MINNEAPOLIS (AP) — Federal and state leaders highlighted the Upper St. Anthony Falls Lock and Dam in downtown Minneapolis on Monday as a crucial barrier for stopping the advance of Asian carp up the Mississippi River.
Sen. Amy Klobuchar and Rep. Erik Paulsen visited the site Monday to tout legislation to make it easier to close the lock and dam. They spoke to reporters at a University of Minnesota laboratory just across the river from the lock where researchers are studying bubble barriers and other potential ways to stop the invasive carp.
“There’s really no other fish that’s capable of wreaking the kind of damage to our lakes and streams that these Asian carp present,” said Dave Schad, deputy commissioner of the Minnesota Department of Natural Resources.
Asian carp are voracious feeders that outcompete native fish species for plankton, which is eaten by small fish at the bottom of the food chain that sustain game fish such as walleyes, northern pike and bass. One species, silver carp, can jump as high as 10 feet into the air, sometimes injuring boaters. They and a larger species, bighead carp, have become well established farther south in the Mississippi and Illinois rivers since escaping from southern fish farms, probably around the late 1970s. One of the three Asian carp caught in the Mississippi near Winona on March 1 was yet another unwelcome species, the grass carp.

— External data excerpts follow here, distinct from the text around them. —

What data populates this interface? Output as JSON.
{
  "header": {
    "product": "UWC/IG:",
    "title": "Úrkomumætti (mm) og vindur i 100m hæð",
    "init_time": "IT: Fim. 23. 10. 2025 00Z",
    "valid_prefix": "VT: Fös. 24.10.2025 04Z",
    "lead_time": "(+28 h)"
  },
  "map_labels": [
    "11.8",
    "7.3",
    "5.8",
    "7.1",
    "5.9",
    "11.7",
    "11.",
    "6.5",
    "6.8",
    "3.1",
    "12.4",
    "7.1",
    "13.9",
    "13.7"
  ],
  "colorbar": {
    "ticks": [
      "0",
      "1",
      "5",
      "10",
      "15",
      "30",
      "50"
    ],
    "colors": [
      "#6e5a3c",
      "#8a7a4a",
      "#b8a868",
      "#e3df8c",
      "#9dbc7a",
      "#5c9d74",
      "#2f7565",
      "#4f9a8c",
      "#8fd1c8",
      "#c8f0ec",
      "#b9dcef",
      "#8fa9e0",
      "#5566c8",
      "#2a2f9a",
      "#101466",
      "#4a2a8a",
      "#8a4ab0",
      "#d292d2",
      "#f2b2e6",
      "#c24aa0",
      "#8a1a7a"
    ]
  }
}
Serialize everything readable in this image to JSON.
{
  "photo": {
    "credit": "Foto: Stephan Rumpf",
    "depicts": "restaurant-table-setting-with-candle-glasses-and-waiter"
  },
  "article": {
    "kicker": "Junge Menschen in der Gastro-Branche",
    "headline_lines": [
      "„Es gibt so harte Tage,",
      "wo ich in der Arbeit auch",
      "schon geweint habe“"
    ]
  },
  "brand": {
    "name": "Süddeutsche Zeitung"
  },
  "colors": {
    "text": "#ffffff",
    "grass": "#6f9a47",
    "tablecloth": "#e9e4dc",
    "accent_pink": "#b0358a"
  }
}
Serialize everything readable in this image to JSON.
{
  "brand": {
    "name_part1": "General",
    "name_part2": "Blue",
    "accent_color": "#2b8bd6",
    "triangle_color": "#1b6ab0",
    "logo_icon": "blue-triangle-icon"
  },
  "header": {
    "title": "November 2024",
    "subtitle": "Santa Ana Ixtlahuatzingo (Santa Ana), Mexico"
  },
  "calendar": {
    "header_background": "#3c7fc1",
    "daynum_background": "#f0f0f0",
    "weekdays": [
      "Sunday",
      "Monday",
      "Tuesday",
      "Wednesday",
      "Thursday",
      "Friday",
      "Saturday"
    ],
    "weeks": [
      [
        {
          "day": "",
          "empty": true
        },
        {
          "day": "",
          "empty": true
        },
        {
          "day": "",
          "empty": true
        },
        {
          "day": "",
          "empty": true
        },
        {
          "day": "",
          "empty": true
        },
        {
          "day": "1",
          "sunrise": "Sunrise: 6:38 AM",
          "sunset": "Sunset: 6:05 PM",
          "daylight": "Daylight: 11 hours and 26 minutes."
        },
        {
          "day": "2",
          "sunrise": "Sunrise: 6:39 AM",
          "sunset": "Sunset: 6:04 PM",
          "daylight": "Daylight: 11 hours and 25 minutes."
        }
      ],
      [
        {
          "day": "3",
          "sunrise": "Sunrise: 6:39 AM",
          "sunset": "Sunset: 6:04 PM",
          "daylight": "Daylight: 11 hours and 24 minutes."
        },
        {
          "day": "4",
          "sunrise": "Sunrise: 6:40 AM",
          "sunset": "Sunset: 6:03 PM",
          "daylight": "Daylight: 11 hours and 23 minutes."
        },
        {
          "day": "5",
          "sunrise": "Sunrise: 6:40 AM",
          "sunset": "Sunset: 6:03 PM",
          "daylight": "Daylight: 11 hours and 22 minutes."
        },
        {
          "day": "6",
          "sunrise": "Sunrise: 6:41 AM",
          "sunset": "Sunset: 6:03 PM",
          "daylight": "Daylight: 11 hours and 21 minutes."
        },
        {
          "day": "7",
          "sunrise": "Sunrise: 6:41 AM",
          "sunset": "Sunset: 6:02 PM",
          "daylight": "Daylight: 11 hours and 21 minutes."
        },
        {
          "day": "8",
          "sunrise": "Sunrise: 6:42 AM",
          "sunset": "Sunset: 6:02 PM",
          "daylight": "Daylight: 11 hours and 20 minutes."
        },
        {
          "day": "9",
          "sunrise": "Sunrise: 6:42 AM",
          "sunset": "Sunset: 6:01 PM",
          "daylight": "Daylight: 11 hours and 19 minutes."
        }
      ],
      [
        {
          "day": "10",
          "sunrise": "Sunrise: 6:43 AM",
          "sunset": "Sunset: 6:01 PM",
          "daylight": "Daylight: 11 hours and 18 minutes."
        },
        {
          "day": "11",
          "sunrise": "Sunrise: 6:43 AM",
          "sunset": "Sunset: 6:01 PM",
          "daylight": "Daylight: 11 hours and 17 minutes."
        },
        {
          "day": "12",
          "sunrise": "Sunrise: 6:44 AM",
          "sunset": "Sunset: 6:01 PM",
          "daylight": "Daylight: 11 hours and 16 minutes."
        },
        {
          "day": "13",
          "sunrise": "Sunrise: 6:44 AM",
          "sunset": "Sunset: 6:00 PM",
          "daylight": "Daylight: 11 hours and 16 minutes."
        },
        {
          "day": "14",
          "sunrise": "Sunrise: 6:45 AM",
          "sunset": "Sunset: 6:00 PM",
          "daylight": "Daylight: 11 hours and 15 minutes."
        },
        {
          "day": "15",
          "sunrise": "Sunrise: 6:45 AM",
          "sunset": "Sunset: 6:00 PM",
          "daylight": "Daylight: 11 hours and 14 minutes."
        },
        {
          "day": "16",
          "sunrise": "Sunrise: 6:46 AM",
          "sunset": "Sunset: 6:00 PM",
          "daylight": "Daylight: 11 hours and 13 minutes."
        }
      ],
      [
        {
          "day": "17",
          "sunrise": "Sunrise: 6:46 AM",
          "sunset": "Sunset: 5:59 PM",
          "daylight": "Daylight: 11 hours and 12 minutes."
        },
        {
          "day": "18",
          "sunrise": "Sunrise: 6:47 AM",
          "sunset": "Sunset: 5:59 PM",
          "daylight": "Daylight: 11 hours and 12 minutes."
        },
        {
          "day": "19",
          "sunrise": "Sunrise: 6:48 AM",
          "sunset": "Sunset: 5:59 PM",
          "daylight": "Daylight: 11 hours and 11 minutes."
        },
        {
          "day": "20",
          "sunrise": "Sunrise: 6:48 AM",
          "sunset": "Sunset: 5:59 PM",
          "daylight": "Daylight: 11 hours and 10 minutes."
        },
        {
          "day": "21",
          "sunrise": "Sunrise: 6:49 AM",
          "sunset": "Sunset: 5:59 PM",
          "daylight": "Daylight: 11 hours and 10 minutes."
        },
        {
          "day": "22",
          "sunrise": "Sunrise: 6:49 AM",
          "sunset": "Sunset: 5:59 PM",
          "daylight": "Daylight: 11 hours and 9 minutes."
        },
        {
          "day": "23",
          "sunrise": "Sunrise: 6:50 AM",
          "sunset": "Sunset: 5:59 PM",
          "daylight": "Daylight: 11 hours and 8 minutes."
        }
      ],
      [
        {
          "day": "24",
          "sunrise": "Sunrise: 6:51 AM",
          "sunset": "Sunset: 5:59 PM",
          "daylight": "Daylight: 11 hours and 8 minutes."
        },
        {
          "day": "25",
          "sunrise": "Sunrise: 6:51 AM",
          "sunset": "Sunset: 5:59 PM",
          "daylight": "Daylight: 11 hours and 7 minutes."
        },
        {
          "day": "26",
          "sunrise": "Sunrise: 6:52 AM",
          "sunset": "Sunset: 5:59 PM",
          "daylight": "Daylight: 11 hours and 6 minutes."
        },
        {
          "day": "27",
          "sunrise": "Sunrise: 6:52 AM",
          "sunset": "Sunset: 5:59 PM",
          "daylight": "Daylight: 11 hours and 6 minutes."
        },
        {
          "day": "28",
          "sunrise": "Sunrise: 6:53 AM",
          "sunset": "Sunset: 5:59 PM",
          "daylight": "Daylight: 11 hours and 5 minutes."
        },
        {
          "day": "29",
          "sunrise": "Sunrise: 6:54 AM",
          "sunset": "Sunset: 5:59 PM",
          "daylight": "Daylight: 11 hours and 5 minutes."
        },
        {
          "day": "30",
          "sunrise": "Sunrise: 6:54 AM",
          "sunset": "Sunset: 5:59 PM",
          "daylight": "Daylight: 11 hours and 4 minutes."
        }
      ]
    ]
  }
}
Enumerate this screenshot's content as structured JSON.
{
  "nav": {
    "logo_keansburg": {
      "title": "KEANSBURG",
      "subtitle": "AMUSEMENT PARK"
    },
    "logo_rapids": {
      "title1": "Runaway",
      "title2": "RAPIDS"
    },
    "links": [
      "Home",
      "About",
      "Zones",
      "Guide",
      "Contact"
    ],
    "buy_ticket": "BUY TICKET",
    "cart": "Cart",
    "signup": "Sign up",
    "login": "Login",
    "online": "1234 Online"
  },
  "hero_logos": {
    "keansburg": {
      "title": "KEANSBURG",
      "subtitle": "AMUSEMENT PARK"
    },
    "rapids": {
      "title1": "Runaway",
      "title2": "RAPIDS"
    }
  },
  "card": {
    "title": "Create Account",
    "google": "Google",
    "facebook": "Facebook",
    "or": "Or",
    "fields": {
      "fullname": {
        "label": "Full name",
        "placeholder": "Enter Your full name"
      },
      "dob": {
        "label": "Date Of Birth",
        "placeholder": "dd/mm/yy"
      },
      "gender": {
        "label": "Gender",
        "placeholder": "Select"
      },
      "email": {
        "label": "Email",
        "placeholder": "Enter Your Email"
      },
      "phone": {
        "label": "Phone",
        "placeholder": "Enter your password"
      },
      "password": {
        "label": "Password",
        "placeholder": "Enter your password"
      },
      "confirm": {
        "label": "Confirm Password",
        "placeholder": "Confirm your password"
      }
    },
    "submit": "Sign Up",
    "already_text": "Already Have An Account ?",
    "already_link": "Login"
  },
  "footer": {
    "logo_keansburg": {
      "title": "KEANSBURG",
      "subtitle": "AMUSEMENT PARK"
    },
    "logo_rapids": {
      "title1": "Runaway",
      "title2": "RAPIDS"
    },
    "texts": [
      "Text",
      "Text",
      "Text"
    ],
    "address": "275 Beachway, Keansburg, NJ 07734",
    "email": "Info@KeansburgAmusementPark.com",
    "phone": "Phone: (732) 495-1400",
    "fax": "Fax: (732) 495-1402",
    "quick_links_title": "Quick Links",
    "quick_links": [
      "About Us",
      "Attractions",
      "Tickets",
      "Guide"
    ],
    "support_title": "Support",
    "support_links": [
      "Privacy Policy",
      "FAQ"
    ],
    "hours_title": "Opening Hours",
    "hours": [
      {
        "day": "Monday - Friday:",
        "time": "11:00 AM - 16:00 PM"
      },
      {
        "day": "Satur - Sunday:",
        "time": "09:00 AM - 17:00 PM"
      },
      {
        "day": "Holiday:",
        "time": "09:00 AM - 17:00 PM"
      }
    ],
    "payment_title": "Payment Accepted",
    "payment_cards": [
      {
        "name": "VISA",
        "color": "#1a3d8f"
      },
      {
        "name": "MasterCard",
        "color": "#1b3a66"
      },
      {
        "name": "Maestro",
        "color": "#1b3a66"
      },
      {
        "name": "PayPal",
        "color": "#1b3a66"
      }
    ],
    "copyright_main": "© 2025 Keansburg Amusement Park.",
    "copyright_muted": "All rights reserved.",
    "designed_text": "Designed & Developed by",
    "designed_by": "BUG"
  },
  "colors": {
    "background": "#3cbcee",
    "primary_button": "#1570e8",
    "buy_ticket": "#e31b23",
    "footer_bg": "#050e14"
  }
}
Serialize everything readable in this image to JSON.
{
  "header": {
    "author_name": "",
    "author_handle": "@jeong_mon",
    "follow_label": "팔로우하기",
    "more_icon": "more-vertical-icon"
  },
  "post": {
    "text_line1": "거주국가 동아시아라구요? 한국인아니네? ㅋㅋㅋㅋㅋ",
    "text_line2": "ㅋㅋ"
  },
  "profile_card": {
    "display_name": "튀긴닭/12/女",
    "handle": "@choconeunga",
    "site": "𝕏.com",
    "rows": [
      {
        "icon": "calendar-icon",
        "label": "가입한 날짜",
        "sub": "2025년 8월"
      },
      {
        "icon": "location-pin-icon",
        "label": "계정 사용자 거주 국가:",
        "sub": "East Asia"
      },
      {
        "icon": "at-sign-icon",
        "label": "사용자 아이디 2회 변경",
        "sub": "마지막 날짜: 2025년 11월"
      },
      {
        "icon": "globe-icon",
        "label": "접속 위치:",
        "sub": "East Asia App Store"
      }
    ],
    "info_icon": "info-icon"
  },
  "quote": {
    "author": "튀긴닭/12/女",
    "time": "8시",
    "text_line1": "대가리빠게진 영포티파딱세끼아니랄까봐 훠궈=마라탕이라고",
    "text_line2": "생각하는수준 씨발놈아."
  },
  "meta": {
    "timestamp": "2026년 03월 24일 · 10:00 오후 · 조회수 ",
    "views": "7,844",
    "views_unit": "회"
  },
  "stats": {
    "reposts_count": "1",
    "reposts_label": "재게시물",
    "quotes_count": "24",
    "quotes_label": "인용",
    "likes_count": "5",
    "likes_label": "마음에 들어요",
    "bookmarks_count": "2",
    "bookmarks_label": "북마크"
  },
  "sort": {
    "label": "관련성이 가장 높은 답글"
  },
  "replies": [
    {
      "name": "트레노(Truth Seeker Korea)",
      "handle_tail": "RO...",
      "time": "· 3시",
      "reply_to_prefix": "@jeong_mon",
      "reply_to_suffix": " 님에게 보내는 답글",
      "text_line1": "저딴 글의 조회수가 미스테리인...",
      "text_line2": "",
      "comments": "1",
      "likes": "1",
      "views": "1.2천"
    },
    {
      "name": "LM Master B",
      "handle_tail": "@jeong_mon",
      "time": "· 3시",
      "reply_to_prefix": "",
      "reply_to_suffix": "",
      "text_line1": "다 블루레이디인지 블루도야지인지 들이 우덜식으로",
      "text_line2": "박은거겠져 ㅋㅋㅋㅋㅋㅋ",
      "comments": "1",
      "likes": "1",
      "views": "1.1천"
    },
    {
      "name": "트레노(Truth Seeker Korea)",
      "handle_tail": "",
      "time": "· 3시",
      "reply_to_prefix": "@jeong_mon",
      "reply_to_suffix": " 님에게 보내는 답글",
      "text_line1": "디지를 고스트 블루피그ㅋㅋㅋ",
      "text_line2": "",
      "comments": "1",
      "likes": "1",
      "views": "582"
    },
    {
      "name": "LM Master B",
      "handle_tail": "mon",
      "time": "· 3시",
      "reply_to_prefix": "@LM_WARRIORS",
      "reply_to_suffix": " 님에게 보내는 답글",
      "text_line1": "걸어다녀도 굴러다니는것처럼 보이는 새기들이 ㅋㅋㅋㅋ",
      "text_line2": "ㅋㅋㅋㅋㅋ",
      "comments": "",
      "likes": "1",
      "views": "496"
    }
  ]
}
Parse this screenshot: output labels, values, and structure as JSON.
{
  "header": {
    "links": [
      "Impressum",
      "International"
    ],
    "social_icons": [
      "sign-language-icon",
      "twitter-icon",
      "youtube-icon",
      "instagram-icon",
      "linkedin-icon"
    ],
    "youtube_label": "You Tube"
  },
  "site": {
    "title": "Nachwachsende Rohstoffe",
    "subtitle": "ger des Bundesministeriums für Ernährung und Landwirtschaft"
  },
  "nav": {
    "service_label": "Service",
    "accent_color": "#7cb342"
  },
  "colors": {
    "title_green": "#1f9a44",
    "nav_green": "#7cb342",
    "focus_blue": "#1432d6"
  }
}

The economic stakes are high, Klobuchar and other officials said. Tourism is an $11 billion industry in Minnesota and much of it is dependent on the state’s lakes and streams and the sport fishing they support, they said. Klobuchar noted Asian carp now make up 90 percent of the total weight of all fish in the Illinois River.
Closing the Upper St. Anthony Falls Lock and Dam requires congressional approval because the U.S. Army Corps of Engineers is mandated by federal law to keep it open to let barge and other boat traffic pass.
The legislation — introduced last week by Klobuchar, Paulsen, Sen. Al Franken, and Reps. Keith Ellison and Tim Walz — would “kick start the process,” she said. Gov. Mark Dayton and the DNR support the proposal. The idea of closing the lock has been around awhile but Paulsen said developing the plan required a coordinated effort by state and federal officials that took time.
“Closing a lock is not a little thing,” Klobuchar said.
A scrap metal yard and a gravel operation in Minneapolis are the primary commercial users of the upper lock, but it also carries some recreational boat traffic. Klobuchar said those businesses somehow managed to get by using trucks instead of barges when the lock was closed for several months after the collapse of the nearby Interstate 35W bridge in 2007.
One key feature of their bill is a pair of triggers that would require the corps to impose an immediate emergency closure at St. Anthony Falls, Klobuchar said. They would kick in if adult Asian carp were caught above Lock and Dam No. 2 downstream in Hastings or if juvenile Asian carp were caught above Lock and Dam No. 4 farther downstream at Alma, Wis. The bill would also require the corps to conduct feasibility studies, due six months and 12 months after its passage, on closing the Upper St. Anthony Falls Lock and Dam. Other possible solutions may placing be electrical barriers, like those being used in a canal in Chicago to try to keep Asian carp out of the Great Lakes, or bubble barriers in the locks.
DNR officials said it might not take long for fresh catches to trip the bill’s triggers. DNA evidence of Asian carp but no live specimen was found upstream from Minneapolis last year, above the Coon Rapids Dam. There have been a couple catches over the years of live Asian carp in the St. Croix River, which flows into the Mississippi just below Hastings. The fight took on renewed urgency at the start of this month when the three adult Asian carp were netted near Winona, below Alma.
Klobuchar said the next step will be to get a hearing scheduled. She said she’s already spoken about that with Sen. Barbara Boxer, chairman of the Senate Environment and Public Works Committee.
Schad acknowledged it’s “a million dollar question” whether their efforts are already too late to keep the invaders from eventually infiltrating up the Mississippi to important recreational waters such as Mille Lacs Lake. He said the DNR is hoping the numbers of any Asian carp upstream can be kept low enough to prevent them from establishing a breeding population before they die off naturally.
Dayton’s supplementary budget proposal announced Monday includes $8 million through June 2013 for the control of aquatic invasive species including Asian carp.